As he was being helped into the back of a police van, Theodore heard Craig reiterate to the police officer that he had been staring at the stars from his attic room the whole evening, adding with a stammer that he was a keen astrologist.
Theodore furrowed his brow. If Craig was so keen on the study of the stars, why would he confuse astronomy with the party games of astrology?
He was lying. He was the murderer without doubt.
He had assisted the police in getting the killer. Now he just needed to find out what had happened to Ethel the pigeon.
◆◆◆
Within a couple of hours, a white tent had been erected over the back garden of No. 19, under which several police officers were on their hands and knees conducting a fingertip search.
Theodore looked down at the grey
shadows dancing beneath the canvas from the back bedroom window and yawned with satisfaction at his handiwork. He gave himself a lick over and went down to have a light lunch of mashed cod fillets that Emily had left out. He returned to bed, satisfied that the police could now be left to progress the investigation while he caught up on his sleep.

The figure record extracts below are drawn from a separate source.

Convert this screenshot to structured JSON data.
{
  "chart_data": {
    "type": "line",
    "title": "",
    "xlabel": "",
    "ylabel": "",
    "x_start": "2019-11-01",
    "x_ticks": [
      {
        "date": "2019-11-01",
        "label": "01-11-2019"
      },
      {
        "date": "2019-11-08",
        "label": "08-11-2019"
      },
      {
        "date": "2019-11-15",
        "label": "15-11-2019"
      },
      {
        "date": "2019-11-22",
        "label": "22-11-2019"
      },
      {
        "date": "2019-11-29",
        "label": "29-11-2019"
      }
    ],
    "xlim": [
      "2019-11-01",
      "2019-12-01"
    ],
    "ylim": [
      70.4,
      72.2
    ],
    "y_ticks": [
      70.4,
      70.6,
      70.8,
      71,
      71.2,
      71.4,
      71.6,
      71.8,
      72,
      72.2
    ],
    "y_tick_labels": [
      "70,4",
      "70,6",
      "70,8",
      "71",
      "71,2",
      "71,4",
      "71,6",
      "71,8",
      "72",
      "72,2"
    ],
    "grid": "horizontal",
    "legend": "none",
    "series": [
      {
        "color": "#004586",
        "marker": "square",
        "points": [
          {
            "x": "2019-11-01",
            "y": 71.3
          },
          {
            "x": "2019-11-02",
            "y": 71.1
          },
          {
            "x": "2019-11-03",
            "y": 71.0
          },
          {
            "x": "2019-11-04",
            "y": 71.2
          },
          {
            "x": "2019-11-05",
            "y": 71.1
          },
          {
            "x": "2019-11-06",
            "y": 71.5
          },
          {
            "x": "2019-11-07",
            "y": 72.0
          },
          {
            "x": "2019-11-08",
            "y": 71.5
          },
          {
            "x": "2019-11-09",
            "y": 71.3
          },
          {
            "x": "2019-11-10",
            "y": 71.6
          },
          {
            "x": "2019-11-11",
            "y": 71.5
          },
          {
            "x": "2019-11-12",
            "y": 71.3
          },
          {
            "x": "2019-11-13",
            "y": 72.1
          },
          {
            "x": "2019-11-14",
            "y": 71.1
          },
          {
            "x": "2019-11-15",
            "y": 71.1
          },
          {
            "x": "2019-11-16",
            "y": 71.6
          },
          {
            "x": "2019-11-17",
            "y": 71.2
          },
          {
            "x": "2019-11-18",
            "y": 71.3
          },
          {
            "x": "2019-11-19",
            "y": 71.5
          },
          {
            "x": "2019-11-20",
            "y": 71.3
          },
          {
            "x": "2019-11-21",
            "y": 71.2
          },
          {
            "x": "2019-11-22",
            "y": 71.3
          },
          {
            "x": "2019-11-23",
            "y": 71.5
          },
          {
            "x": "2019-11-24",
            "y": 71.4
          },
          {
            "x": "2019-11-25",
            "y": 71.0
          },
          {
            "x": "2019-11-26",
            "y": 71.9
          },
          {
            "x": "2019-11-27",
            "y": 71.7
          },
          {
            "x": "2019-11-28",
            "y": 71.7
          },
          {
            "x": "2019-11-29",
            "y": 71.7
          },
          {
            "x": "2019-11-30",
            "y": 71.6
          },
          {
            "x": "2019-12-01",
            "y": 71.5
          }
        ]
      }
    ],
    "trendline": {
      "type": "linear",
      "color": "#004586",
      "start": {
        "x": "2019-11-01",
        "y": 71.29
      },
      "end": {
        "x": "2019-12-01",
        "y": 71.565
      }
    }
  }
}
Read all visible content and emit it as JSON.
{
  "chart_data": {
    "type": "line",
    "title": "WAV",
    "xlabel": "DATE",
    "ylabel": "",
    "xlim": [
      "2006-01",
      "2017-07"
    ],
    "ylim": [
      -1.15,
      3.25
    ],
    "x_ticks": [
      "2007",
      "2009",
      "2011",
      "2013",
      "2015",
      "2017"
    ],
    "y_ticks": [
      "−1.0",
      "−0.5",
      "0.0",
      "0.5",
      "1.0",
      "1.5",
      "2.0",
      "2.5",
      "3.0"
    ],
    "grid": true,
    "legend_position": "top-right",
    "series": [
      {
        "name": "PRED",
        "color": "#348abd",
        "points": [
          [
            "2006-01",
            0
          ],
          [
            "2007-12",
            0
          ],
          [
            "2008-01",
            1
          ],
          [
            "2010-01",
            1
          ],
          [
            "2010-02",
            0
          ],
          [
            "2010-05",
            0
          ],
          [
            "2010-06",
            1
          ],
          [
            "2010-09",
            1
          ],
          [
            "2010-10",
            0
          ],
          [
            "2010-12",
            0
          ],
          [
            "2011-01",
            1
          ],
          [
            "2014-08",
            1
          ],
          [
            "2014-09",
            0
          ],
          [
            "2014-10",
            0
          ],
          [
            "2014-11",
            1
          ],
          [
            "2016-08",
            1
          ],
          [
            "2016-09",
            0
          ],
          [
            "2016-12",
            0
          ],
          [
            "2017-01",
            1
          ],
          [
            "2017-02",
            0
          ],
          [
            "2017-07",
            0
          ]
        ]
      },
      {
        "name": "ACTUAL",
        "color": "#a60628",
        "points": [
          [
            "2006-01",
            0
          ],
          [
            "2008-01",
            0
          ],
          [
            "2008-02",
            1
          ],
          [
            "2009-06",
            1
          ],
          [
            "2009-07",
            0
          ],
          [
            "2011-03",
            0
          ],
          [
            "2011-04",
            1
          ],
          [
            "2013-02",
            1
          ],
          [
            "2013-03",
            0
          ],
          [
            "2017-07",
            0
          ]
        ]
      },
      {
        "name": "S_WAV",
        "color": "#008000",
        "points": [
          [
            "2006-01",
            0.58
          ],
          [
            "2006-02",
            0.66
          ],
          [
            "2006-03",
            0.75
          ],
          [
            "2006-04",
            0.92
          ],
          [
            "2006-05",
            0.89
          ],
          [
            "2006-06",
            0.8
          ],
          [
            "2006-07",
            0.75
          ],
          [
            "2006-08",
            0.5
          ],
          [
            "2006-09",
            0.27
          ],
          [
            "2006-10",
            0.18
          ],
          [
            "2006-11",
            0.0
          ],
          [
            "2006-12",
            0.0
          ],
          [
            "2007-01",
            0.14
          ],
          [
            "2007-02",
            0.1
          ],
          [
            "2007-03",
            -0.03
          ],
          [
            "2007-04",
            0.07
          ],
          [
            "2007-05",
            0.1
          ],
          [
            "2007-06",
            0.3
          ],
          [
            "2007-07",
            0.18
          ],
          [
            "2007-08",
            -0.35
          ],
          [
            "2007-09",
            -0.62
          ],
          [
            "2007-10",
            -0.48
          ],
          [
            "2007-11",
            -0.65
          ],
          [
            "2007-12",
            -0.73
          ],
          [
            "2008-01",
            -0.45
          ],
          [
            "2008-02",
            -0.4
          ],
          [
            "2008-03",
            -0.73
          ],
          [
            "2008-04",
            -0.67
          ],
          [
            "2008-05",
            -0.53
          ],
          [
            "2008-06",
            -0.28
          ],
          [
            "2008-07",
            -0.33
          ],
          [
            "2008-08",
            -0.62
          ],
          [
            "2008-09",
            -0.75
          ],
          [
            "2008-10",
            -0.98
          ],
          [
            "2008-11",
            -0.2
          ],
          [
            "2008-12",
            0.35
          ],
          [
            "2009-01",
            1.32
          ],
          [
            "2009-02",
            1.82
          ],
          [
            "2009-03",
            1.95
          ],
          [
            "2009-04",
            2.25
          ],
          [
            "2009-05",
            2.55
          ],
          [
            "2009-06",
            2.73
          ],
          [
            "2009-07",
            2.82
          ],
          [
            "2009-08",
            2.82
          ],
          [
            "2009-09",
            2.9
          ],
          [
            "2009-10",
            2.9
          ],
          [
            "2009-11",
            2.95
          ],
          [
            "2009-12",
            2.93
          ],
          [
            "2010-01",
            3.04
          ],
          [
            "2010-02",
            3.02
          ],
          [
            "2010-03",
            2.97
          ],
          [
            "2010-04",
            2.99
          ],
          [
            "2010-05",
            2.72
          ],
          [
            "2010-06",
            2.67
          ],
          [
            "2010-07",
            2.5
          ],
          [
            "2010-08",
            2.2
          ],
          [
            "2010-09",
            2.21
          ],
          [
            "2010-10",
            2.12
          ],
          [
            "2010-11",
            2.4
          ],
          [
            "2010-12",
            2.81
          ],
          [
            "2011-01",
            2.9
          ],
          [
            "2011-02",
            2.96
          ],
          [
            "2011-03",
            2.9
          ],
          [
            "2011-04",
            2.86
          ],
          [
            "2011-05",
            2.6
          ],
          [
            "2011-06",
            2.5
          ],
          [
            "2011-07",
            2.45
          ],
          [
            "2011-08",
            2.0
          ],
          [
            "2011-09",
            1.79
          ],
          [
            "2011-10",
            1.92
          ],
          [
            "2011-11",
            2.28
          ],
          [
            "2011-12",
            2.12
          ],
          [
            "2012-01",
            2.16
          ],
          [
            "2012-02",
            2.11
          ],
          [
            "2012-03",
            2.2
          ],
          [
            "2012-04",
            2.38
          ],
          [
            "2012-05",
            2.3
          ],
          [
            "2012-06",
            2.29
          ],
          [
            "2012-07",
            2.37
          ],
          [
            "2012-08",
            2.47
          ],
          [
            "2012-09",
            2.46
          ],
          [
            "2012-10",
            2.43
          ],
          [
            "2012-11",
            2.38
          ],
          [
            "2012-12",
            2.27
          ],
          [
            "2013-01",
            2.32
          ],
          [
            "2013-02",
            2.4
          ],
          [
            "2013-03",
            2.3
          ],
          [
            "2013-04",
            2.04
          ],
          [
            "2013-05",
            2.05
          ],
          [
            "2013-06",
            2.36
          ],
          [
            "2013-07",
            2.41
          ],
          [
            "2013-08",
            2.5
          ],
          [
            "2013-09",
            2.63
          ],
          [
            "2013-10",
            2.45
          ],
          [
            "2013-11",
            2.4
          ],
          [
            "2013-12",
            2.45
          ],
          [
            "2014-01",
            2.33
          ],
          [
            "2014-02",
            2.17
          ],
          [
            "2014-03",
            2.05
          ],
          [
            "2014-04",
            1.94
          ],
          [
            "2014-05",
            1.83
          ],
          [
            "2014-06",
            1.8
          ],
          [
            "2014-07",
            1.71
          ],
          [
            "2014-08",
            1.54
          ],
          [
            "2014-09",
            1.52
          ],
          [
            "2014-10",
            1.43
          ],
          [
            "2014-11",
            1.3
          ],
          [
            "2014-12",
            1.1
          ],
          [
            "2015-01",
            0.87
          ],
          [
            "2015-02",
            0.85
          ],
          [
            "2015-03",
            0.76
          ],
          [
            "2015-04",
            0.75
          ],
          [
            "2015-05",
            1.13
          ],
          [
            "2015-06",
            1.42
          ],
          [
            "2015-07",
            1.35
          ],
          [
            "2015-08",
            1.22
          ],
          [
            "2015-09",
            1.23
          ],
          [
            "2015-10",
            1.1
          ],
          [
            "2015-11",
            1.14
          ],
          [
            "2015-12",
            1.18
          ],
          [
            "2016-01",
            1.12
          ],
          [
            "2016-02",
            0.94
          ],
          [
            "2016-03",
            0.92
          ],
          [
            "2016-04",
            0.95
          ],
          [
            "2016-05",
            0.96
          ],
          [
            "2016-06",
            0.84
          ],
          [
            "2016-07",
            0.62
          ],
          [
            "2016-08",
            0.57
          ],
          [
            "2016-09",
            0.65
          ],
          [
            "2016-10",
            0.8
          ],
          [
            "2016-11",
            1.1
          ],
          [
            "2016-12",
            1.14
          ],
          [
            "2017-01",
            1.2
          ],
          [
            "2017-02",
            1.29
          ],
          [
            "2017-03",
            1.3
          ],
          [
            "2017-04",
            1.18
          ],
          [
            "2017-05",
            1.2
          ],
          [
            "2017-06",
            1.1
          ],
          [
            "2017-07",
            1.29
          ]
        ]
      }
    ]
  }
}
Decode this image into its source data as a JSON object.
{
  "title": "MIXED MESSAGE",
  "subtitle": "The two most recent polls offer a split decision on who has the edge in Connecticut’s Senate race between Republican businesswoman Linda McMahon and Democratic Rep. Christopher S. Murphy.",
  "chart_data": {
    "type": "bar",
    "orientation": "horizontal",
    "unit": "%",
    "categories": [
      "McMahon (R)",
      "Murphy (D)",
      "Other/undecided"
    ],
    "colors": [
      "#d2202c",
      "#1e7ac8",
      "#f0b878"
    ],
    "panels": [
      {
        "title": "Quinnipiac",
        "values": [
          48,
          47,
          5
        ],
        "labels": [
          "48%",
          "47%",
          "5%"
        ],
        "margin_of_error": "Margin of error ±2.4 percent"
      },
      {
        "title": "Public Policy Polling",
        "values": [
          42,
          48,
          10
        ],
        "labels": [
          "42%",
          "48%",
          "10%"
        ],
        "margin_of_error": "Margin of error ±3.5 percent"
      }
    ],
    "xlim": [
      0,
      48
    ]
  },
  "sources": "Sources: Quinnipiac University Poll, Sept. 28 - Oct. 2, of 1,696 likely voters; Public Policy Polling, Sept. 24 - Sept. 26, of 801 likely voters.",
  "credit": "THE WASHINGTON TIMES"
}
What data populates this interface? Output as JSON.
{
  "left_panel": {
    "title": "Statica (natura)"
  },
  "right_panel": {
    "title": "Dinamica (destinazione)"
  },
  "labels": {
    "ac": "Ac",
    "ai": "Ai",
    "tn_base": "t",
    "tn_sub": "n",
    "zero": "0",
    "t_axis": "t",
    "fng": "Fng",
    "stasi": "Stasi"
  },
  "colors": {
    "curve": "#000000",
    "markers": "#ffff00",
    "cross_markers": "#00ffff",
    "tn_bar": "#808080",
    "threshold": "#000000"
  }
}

The officer who had spotted the cobble in the rear garden of No. 19 returned to the police station to submit his report, in which he included the fact that the grass around the cobble had been flattened down. If this had not been the case, the cobble would probably have remained in the long grass and its significance would never have been realized. Neither he nor any of his colleagues could offer an explanation. A senior officer muttered something about ‘believing in crop circles next’, and the matter was dropped. It would therefore never be acknowledged that the police had had a little feline assistance in discovering what would soon transpire to be the murder weapon.
Forensics detected small amounts of blood on the cobble despite the heavy rain the night following the murder. It did not take them long to confirm that the blood had belonged to the late Peter Morris. However, if there had been any fingerprints, they had been washed away. Or the murderer had worn gloves.
The police began a thorough search of the inside of No.19 while Craig was detained at Fulford. In the attic room they found his telescope and a computer. The rest of the house was untidy and cluttered with stacks of magazines, newspapers, equipment and furniture that had suffered from long years of neglect. One of the bedrooms the police had difficulty in entering: it was so crammed with boxes.
It would take a team of twelve officers some time to go through the house and its contents.
◆◆◆
Shortly after midday a police officer visited Wendy.
‘He used that cobble to keep the shed door open,’ she told the police officer. ‘I realized it was gone when I went to feed his birds last night. The door swung shut on me.’
The police officer scribbled into her notepad and took a sip of tea. On arriving she had insisted on making a cup for both her and Wendy, although Wendy had protested.